Trois organisations juridiques australiennes et palestiniennes ont officiellement demandé à la police fédérale australienne (AFP) d’enquêter sur le président israélien Isaac Herzog pour son rôle présumé dans des crimes de guerre, alors que des informations font état d’une visite prévue en Australie début du mois prochain.
Ces organisations ont déclaré vendredi avoir écrit à l’AFP pour l’« alerter d’urgence » de leurs préoccupations « à la lumière des graves et crédibles allégations criminelles d’incitation au génocide et d’apologie du génocide » portées contre le président Isaac Herzog lors de l’ offensive militaire israélienne à Gaza depuis le 7 octobre 2023.

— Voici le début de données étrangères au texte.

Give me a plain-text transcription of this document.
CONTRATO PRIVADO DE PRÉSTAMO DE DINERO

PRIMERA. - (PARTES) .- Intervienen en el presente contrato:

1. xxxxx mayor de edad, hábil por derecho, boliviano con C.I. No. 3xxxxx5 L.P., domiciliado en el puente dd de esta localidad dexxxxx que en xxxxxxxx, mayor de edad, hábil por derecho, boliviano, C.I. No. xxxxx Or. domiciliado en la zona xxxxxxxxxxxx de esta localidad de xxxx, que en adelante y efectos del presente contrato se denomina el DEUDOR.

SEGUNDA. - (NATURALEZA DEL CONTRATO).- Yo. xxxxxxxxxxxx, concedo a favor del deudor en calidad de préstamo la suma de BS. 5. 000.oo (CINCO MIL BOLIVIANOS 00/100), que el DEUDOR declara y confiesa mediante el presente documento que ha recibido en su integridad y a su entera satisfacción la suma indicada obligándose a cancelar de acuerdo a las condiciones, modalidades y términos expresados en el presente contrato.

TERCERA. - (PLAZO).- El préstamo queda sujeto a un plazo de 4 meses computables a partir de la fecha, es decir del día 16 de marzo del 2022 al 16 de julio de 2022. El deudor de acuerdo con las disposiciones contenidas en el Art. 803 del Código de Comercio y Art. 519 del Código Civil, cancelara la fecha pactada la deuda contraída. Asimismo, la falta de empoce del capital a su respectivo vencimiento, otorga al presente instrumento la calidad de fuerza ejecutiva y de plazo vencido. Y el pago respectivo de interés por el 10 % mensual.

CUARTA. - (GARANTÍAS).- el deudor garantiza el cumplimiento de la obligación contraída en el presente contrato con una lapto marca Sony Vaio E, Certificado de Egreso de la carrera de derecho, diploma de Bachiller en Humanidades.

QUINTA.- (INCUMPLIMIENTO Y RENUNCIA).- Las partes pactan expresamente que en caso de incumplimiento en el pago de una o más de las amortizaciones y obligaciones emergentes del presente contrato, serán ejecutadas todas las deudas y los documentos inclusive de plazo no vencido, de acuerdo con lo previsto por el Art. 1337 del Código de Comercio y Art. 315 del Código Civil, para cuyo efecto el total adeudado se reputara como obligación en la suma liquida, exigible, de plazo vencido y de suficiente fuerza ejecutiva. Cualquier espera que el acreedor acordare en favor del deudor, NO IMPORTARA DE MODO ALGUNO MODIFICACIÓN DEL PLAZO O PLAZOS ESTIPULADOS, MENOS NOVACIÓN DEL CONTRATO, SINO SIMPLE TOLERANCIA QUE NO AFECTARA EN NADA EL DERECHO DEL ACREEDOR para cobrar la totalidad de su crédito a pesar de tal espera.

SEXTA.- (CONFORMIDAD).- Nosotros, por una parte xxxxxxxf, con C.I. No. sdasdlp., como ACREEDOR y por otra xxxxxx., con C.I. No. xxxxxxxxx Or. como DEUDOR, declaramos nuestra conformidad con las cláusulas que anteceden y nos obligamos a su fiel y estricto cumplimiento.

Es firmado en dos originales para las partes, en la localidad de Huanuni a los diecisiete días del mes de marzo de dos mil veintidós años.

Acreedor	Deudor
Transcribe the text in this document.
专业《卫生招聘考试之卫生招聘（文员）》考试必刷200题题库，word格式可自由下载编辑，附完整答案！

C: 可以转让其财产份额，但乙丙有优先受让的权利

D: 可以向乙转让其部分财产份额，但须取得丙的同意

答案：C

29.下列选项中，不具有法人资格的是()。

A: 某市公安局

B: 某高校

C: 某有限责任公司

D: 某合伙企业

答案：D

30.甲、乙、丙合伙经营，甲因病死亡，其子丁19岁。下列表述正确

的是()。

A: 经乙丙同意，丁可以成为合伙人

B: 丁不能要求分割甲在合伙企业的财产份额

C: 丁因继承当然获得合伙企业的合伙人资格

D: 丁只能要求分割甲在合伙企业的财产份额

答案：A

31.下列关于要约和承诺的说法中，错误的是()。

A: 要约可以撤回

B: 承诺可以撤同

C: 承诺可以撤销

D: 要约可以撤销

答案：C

Le Centre australien pour la justice internationale (ACIJ), Al-Haq et le Centre Al Mezan pour les droits de l’homme ont inclus une soumission de 10 pages détaillant les allégations contre Herzog ainsi que les obligations de l’Australie en vertu du droit international et de son propre droit interne.
« Lorsque des conclusions internationales crédibles indiquent une incitation au génocide et que les responsabilités nationales n’ont pas été établies, l’Australie a à la fois l’autorité légale et la responsabilité d’agir », a déclaré Rawan Arraf, directrice exécutive de l’ACIJ, dans un communiqué.
Arraf a également déclaré que le gouvernement australien ferait preuve d’un « mépris flagrant » pour ses obligations juridiques internationales « en autorisant Herzog à entrer en Australie sans enquête de la police fédérale australienne ».
Shawan Jabarin, directeur général d’Al-Haq, a fait remarquer que Herzog avait déclaré qu’il n’y avait « aucun civil non impliqué à Gaza » et qu’il était chef d’État lorsque Israël a tué 23 000 enfants et 1 000 bébés « avant leur premier anniversaire » à Gaza.